DANVILLE, Ind. — Raising livestock is a way for farmers to produce food on land unsuitable for cultivation, while enhancing ecosystems.
Rangelands store 20% of the globe’s soil organic carbon, said Kim Stackhouse-Lawson, Colorado State University’s director of the Sustainable Livestock Systems Collaborative.
Stackhouse-Lawson was a keynote speaker at the Stockmanship and Stewardship event.
The most important things we can do for soil organic carbon in rangeland include:
1. Preserve rangelands, avoid conversion.
2. Restore cultivated and degraded land.
3. Practice adaptive livestock management.
Beef production impacts soil carbon in several ways, including cycling nutrients back into the soil.
Proper grazing management can protect and restore carbon on degraded land, Stackhouse-Lawson said.

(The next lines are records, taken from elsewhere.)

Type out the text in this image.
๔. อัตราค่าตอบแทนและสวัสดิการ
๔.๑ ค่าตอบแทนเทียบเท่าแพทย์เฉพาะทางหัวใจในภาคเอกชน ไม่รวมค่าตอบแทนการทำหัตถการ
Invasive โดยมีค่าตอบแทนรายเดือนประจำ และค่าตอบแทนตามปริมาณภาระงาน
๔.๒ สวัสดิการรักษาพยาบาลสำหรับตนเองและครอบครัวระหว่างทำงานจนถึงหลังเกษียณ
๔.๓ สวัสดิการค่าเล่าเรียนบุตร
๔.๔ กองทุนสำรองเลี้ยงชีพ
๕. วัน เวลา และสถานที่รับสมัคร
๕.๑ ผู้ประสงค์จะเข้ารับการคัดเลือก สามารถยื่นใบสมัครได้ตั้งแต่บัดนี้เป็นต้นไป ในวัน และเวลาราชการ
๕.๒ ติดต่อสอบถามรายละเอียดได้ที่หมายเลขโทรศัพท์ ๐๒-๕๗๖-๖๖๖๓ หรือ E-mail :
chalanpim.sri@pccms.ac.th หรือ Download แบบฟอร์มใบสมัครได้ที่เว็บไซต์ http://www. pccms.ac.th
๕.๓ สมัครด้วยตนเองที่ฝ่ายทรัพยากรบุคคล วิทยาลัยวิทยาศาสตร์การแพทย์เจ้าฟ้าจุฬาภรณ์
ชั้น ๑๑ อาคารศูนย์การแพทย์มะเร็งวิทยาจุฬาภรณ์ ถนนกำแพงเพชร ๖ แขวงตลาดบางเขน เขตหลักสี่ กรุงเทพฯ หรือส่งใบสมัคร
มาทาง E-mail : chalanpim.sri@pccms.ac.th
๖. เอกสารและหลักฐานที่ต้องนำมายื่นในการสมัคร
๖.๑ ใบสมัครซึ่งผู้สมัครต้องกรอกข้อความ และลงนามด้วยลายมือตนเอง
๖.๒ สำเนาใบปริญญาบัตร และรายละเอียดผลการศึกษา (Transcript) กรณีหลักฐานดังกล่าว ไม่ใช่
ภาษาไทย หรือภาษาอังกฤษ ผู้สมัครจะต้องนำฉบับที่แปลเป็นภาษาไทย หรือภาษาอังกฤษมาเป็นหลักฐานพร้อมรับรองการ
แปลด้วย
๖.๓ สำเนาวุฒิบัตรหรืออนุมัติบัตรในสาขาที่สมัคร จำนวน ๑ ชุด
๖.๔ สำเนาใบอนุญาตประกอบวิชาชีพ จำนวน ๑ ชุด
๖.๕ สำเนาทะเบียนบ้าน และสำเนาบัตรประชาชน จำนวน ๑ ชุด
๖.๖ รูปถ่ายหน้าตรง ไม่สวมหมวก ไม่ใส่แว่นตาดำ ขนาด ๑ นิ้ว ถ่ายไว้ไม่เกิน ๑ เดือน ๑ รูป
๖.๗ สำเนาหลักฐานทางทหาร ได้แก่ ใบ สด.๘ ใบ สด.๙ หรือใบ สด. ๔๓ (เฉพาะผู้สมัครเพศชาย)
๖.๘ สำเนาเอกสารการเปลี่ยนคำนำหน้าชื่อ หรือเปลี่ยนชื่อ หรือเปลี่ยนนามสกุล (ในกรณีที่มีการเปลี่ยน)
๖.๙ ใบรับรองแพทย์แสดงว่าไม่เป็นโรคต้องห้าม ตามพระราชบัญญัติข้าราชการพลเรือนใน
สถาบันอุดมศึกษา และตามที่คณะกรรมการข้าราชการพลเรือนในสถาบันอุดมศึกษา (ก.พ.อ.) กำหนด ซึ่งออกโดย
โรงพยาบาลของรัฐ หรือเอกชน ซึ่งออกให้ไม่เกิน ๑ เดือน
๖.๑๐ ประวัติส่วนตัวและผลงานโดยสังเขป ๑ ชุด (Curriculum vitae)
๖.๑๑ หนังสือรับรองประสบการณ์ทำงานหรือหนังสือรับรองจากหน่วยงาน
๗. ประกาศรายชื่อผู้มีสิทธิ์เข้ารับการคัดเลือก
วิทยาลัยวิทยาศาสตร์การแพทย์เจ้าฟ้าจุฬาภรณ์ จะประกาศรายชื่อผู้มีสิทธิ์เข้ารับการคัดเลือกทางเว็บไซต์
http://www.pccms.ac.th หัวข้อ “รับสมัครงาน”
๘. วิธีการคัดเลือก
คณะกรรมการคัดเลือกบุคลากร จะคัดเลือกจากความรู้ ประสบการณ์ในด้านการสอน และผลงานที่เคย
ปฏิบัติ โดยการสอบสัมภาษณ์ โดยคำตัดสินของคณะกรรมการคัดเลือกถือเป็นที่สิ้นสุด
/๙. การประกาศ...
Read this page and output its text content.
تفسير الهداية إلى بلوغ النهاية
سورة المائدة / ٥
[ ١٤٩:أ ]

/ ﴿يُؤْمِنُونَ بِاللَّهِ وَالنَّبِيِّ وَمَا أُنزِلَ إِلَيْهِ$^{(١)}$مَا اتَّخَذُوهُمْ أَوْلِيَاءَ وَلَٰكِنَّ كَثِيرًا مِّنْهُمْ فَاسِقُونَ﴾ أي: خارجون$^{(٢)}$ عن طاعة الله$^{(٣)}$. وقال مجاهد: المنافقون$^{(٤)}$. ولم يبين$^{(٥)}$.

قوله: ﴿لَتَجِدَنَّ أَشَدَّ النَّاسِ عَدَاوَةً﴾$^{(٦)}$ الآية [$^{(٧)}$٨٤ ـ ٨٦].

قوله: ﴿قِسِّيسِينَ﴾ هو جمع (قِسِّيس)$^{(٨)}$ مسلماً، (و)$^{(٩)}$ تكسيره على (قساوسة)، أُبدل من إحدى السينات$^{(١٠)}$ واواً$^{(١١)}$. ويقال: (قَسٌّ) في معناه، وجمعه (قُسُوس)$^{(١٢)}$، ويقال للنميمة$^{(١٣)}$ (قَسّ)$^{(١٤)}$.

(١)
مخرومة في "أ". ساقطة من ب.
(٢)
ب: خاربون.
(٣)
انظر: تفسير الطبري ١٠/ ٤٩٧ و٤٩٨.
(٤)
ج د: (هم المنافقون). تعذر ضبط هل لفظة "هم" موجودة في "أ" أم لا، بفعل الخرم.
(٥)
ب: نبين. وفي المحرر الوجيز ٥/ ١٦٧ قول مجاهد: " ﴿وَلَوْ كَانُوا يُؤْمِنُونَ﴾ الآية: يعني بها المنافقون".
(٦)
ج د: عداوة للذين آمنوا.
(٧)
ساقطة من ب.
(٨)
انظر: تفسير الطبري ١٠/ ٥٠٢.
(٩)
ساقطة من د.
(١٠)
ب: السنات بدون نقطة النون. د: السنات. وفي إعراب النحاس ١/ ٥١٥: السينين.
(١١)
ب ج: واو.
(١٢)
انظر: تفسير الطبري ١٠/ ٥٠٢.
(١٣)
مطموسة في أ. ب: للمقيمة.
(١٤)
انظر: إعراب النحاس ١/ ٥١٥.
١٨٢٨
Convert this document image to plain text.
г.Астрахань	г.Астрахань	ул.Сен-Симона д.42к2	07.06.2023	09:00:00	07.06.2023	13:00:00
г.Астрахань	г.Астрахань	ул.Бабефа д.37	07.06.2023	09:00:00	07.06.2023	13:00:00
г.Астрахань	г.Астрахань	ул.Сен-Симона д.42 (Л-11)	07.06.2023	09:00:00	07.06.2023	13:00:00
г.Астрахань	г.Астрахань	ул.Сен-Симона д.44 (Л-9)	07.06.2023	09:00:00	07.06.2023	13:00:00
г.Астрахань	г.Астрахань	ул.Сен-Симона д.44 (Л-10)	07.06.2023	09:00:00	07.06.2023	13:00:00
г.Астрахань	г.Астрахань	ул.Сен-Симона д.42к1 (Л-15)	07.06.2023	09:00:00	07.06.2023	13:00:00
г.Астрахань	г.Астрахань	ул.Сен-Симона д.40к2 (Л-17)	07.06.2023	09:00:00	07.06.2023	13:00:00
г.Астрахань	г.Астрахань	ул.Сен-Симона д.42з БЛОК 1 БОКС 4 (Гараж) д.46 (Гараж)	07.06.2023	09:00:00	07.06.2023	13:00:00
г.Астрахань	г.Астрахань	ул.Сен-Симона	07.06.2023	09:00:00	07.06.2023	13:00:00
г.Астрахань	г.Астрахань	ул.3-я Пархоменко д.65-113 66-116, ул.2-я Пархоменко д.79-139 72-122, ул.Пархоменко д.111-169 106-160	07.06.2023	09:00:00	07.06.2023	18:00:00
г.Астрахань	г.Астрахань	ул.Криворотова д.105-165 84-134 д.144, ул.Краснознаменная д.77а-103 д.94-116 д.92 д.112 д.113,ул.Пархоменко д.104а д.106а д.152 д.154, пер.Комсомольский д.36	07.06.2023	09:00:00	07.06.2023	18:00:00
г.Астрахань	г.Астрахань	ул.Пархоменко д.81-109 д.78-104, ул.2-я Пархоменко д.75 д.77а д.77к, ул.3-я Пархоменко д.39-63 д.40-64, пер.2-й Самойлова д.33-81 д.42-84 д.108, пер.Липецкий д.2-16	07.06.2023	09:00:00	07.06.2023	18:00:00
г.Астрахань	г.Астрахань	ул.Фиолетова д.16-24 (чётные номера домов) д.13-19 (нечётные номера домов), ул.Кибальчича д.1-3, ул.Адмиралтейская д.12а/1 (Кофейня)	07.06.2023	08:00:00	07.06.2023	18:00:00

Inclusion of deep-rooted plants within forage mixtures may help store carbon deeper into the soil profile.
Sustainability — social, economic and environmental — will be an expectation in the cattle industry moving forward, Stackhouse-Lawson said.
“Improvements must be made on an individual organization basis (while) considering the uncontrollable factors influencing the management of the operation,” she said.
Examples include time needed to produce finished cattle, optimal use of fertilizer and lime, minimizing the use of trucks and all-terrain vehicles, and increase use of solar wind power.